Goodhart's law is a social-science adage describing how a measure loses its reliability as soon as it is turned into a steering objective. It owes its name to British economist Charles Goodhart, who formulated its core in a 1975 article devoted to monetary policy in the United Kingdom: "any observed statistical regularity tends to collapse once pressure is placed upon it for control purposes". The intuition arose from analysis of British monetary-management difficulties: the stable correlations exploited by central banks as policy levers ceased to hold once instrumentalized.

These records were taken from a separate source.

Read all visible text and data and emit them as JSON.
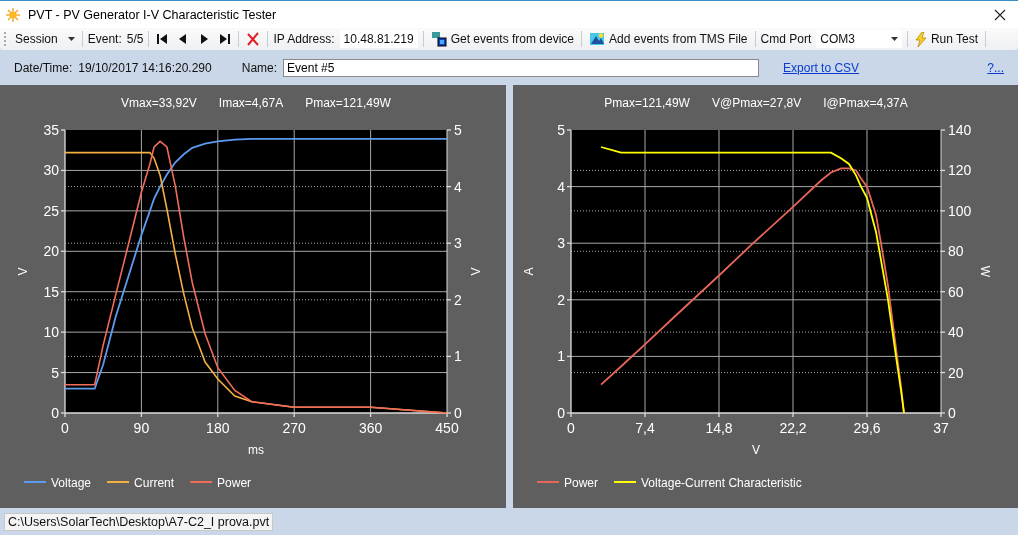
{
  "window": {
    "title": "PVT - PV Generator I-V Characteristic Tester"
  },
  "toolbar": {
    "session": "Session",
    "event_label": "Event:",
    "event_position": "5/5",
    "ip_label": "IP Address:",
    "ip_address": "10.48.81.219",
    "get_events": "Get events from device",
    "add_events": "Add events from TMS File",
    "cmd_port_label": "Cmd Port",
    "cmd_port": "COM3",
    "run_test": "Run Test"
  },
  "info_bar": {
    "datetime_label": "Date/Time:",
    "datetime": "19/10/2017 14:16:20.290",
    "name_label": "Name:",
    "name": "Event #5",
    "export_link": "Export to CSV",
    "help_link": "?..."
  },
  "panels": [
    {
      "readouts": [
        "Vmax=33,92V",
        "Imax=4,67A",
        "Pmax=121,49W"
      ],
      "chart_data": {
        "type": "line",
        "grid": true,
        "legend": true,
        "xlabel": "ms",
        "ylabel": "V",
        "y2label": "V",
        "xlim": [
          0,
          450
        ],
        "ylim": [
          0,
          35
        ],
        "y2lim": [
          0,
          5
        ],
        "xticks": [
          0,
          90,
          180,
          270,
          360,
          450
        ],
        "yticks": [
          0,
          5,
          10,
          15,
          20,
          25,
          30,
          35
        ],
        "y2ticks": [
          0,
          1,
          2,
          3,
          4,
          5
        ],
        "x": [
          0,
          35,
          45,
          60,
          75,
          90,
          100,
          105,
          112,
          120,
          130,
          140,
          150,
          165,
          180,
          200,
          220,
          270,
          360,
          450
        ],
        "series": [
          {
            "name": "Voltage",
            "color": "#5b9bf0",
            "axis": "y",
            "values": [
              3,
              3,
              6,
              12,
              17,
              22,
              25,
              26.5,
              28,
              29.5,
              31,
              32,
              32.8,
              33.3,
              33.6,
              33.8,
              33.9,
              33.9,
              33.9,
              33.9
            ]
          },
          {
            "name": "Current",
            "color": "#f5b042",
            "axis": "y2",
            "values": [
              4.6,
              4.6,
              4.6,
              4.6,
              4.6,
              4.6,
              4.6,
              4.5,
              4.2,
              3.6,
              2.8,
              2.1,
              1.5,
              0.9,
              0.6,
              0.3,
              0.2,
              0.1,
              0.1,
              0
            ]
          },
          {
            "name": "Power",
            "color": "#f26b5b",
            "axis": "y2",
            "values": [
              0.5,
              0.5,
              1.2,
              2.1,
              3,
              3.9,
              4.4,
              4.7,
              4.8,
              4.7,
              4,
              3.1,
              2.3,
              1.4,
              0.8,
              0.4,
              0.2,
              0.1,
              0.1,
              0
            ]
          }
        ]
      }
    },
    {
      "readouts": [
        "Pmax=121,49W",
        "V@Pmax=27,8V",
        "I@Pmax=4,37A"
      ],
      "chart_data": {
        "type": "line",
        "grid": true,
        "legend": true,
        "xlabel": "V",
        "ylabel": "A",
        "y2label": "W",
        "xlim": [
          0,
          37
        ],
        "ylim": [
          0,
          5
        ],
        "y2lim": [
          0,
          140
        ],
        "xticks": [
          0,
          {
            "value": 7.4,
            "label": "7,4"
          },
          {
            "value": 14.8,
            "label": "14,8"
          },
          {
            "value": 22.2,
            "label": "22,2"
          },
          {
            "value": 29.6,
            "label": "29,6"
          },
          37
        ],
        "yticks": [
          0,
          1,
          2,
          3,
          4,
          5
        ],
        "y2ticks": [
          0,
          20,
          40,
          60,
          80,
          100,
          120,
          140
        ],
        "x": [
          3,
          5,
          7.4,
          10,
          14.8,
          18,
          22.2,
          25,
          26,
          27,
          27.8,
          28.5,
          29,
          29.6,
          30.5,
          31,
          31.7,
          32.5,
          33,
          33.3
        ],
        "series": [
          {
            "name": "Power",
            "color": "#e8665a",
            "axis": "y2",
            "values": [
              14,
              23,
              34,
              46,
              68,
              83,
              102,
              115,
              119,
              121,
              121,
              120,
              116,
              112,
              98,
              84,
              63,
              32,
              13,
              0
            ]
          },
          {
            "name": "Voltage-Current Characteristic",
            "color": "#ffff00",
            "axis": "y",
            "values": [
              4.7,
              4.6,
              4.6,
              4.6,
              4.6,
              4.6,
              4.6,
              4.6,
              4.6,
              4.5,
              4.4,
              4.2,
              4,
              3.8,
              3.2,
              2.7,
              2,
              1,
              0.4,
              0
            ]
          }
        ]
      }
    }
  ],
  "status_bar": {
    "file_path": "C:\\Users\\SolarTech\\Desktop\\A7-C2_I prova.pvt"
  }
}
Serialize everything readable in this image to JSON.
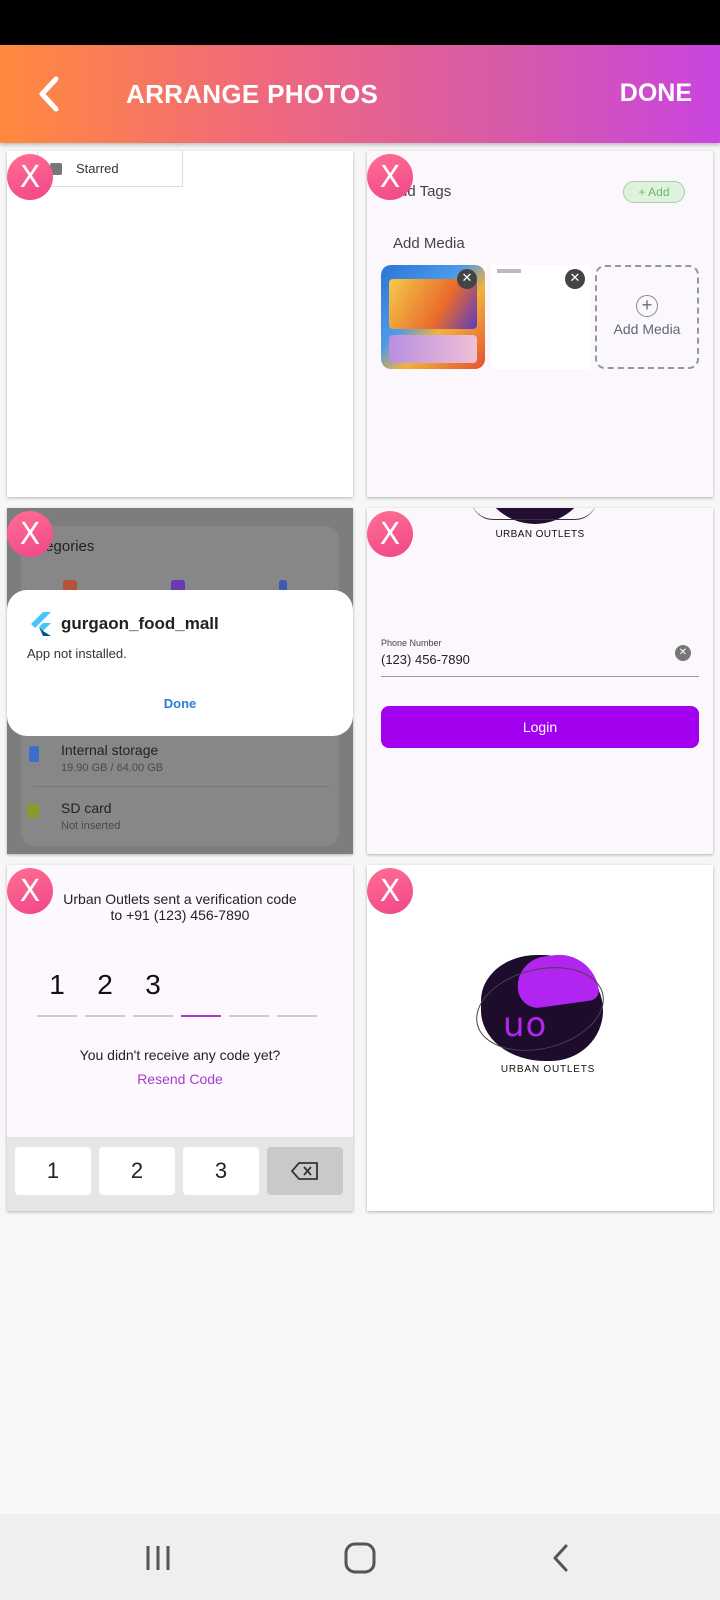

The most widespread formulation, however, is not Goodhart's but that of anthropologist Marilyn Strathern, who in 1997, in a text on accountability in the university system, proposed the generalized and memorable version: "when a measure becomes a target, it ceases to be a good measure". This reformulation emphasizes the loss of diagnostic value a metric suffers when individuals optimize toward the measure itself rather than toward the underlying objective it is meant to represent.

The idea belongs to a constellation of related principles. Campbell's law (Donald T. Campbell, 1976) addresses the corruption of quantitative social indicators used for decision-making. The Lucas critique (1976) offers its macroeconomic equivalent: the effects of a policy cannot be predicted from historical relationships, because agents adapt to them. To these are added the cobra effect (an incentive that inadvertently rewards counterproductive behavior) and the McNamara fallacy (dismissing the qualitative because it escapes quantification). Several authors have enriched the corpus: Jerome Ravetz (1971), Keith Hoskin (1996), and Jon Danielsson for financial risk modeling.

Illustrations span numerous fields: in healthcare, making length of stay a target causes premature discharges and readmissions; in research, the h-index erodes as a measure of reputation as it becomes an evaluation criterion; in conservation, IUCN extinction classifications have been tightened after being used to lift protections; in education, No Child Left Behind encouraged grade advancement without mastery; during the pandemic, UK COVID testing targets conflated capacity with diagnostic usefulness. The principle ultimately reflects how rational actors optimize within measured systems — a legacy of accountability practices born in the 19th century. Today, it directly illuminates reward hacking and the fragility of optimization metrics in AI systems.